Both were launched on the market and promoted the drink as a refreshing product, but also with curative functions, since its propaganda announced cure headaches, depressions and help increase libido.
Two years after its launch, the founders signed an agreement to bottle the drug throughout the United States, according to the newspaper ‘ABC’.
After success, Coca – Cola abandoned its “healing” initiative and dedicated itself to selling the product as a refreshing drink that would go well with absolutely any food: 135 years later it became one of the most successful companies in history, with a range of action in 200 countries around the world.
Far removed from current uses, the ketchup It originated in China, but it was not until the 18th century that the first bottle was made.
Your name comes from the word Ke-tsiap, a Chinese term for describe the fat that comes out of the fish fermented, a substance that has been very popular in the coastal areas of that Asian country as a cooking seasoning for hundreds of years.
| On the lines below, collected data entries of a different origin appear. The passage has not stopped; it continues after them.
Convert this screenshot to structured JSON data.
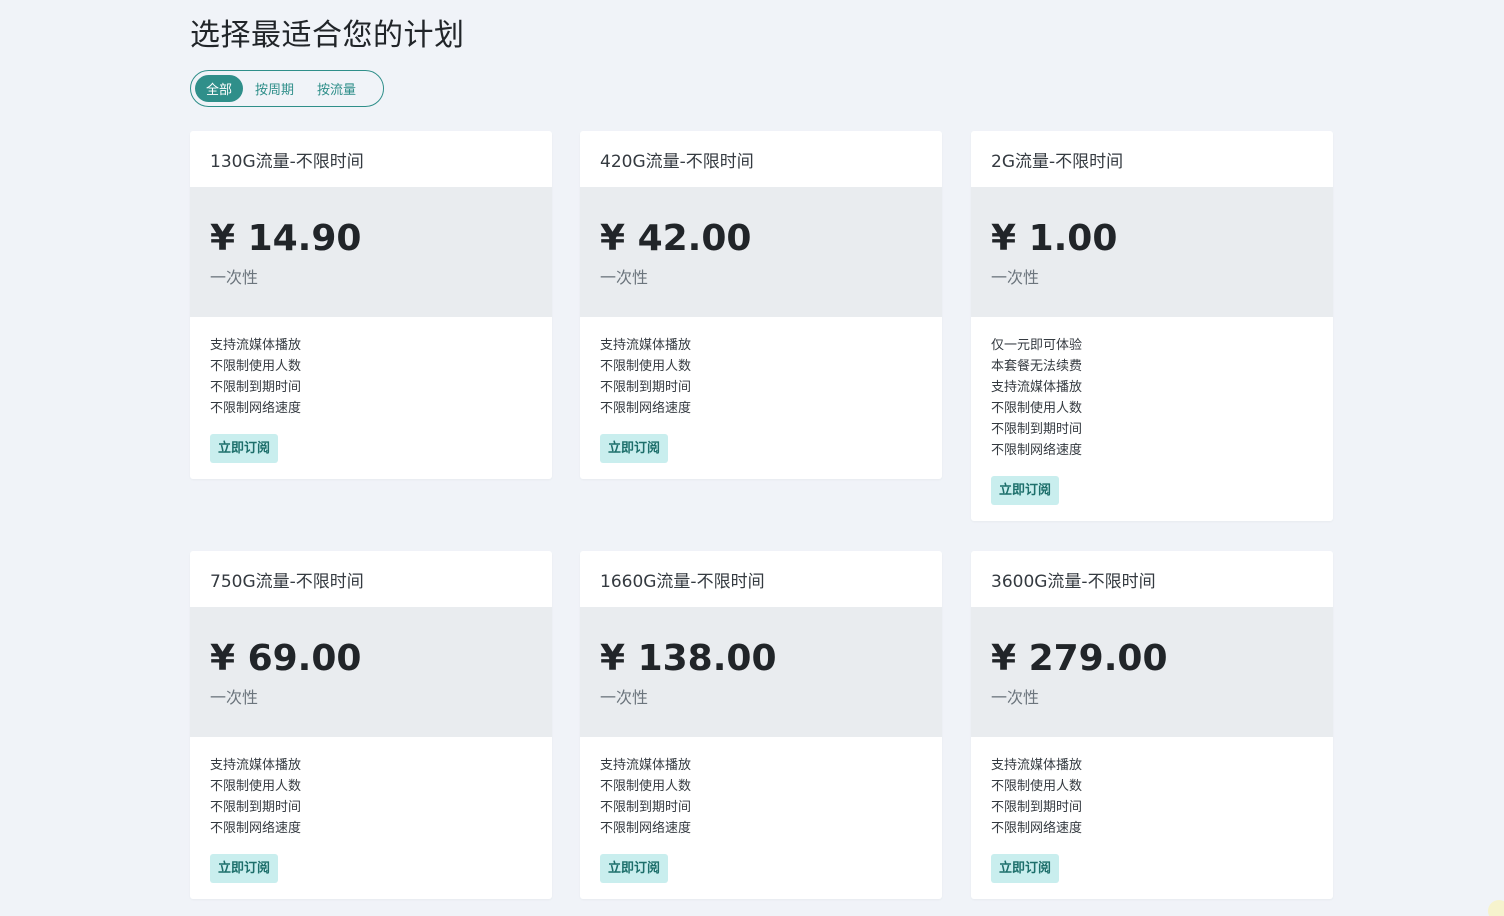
{
  "page": {
    "title": "选择最适合您的计划"
  },
  "filter": {
    "tabs": [
      {
        "label": "全部",
        "active": true
      },
      {
        "label": "按周期",
        "active": false
      },
      {
        "label": "按流量",
        "active": false
      }
    ]
  },
  "accent_color": "#2f8f8a",
  "plans": [
    {
      "name": "130G流量-不限时间",
      "price": "¥ 14.90",
      "period": "一次性",
      "features": [
        "支持流媒体播放",
        "不限制使用人数",
        "不限制到期时间",
        "不限制网络速度"
      ],
      "subscribe_label": "立即订阅"
    },
    {
      "name": "420G流量-不限时间",
      "price": "¥ 42.00",
      "period": "一次性",
      "features": [
        "支持流媒体播放",
        "不限制使用人数",
        "不限制到期时间",
        "不限制网络速度"
      ],
      "subscribe_label": "立即订阅"
    },
    {
      "name": "2G流量-不限时间",
      "price": "¥ 1.00",
      "period": "一次性",
      "features": [
        "仅一元即可体验",
        "本套餐无法续费",
        "支持流媒体播放",
        "不限制使用人数",
        "不限制到期时间",
        "不限制网络速度"
      ],
      "subscribe_label": "立即订阅"
    },
    {
      "name": "750G流量-不限时间",
      "price": "¥ 69.00",
      "period": "一次性",
      "features": [
        "支持流媒体播放",
        "不限制使用人数",
        "不限制到期时间",
        "不限制网络速度"
      ],
      "subscribe_label": "立即订阅"
    },
    {
      "name": "1660G流量-不限时间",
      "price": "¥ 138.00",
      "period": "一次性",
      "features": [
        "支持流媒体播放",
        "不限制使用人数",
        "不限制到期时间",
        "不限制网络速度"
      ],
      "subscribe_label": "立即订阅"
    },
    {
      "name": "3600G流量-不限时间",
      "price": "¥ 279.00",
      "period": "一次性",
      "features": [
        "支持流媒体播放",
        "不限制使用人数",
        "不限制到期时间",
        "不限制网络速度"
      ],
      "subscribe_label": "立即订阅"
    }
  ]
}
Some specialized media indicate that this input was marketed in different countries in North and South Asia. It was not until he arrived in Singapore that he had contact with European culture, because in the century XVIII this country was a colony of the british empire.
In some cookbooks of the time, this derivative of animal fat is referred to as Ketchup. In Eliza Smith’s text ‘Complaint Housewife’ (1736) reference is made to the concoction as an input that is well accompanied with a base of white wine and anchovies, something far removed from what is known today.
It was not until 1812 when the scientist James Mease invented the first tomato sauce recipe that, far from the rarity with which the concept of ketchup, left the name for its composition similar to fish fat, that is, like a sauce.
With the marketing of the recipe began to emerge speculations about the healing properties of this ingredient, since it was said that it cured diarrhea and other stomach ailments.
In 1930, Dr. John Cook Bennet, from Ohio University, validated those theories and began to sell bottles and even pills with the concoction. However, some impostors began to counterfeit their products and went bankrupt.
For his part, the employer Jhon Heinz, who already had the Ketchup emporium almost in his hands by the end of the 19th century, also welcomed the idea and marketed his products saying that the tomatoes from his farms contained antioxidant effects based on lycopene, a characteristic substance of the vegetable that gives it the russet.
The sauce was sold as a medicinal product for a few years until the Food and Drug Administration (FDA) prohibited the advertising of the healing effects of lycopene, as there were no scientific studies to validate the claims.
What is today one of the drinks of choice for young people at parties around the world, was not always used as a product for fun and lust. At the beginning of the 18th century, this drink began as a medicine.
The French Pier Joseph Pelletier and Joseph Bienaimé managed to isolate quinine, a compound found in Quino, a tree characteristic of Peruvian lands.
They realized that the Incas used this tree to calm and even cure the symptoms of malaria. In 1820, these scientists began to encapsulate the compound and send it to areas where the disease was common, reported the newspaper ‘El Español’.
It was in India when British officers sick with malaria began to consume the drug, but when they swallowed it, the quinine left an extremely bitter taste inside their throats, so they decided to start dissolving the medicine with sugar water, Geneva and a little lemon juice.
Since then, quinine began to be prescribed with these compounds that are so characteristic of today’s cocktail.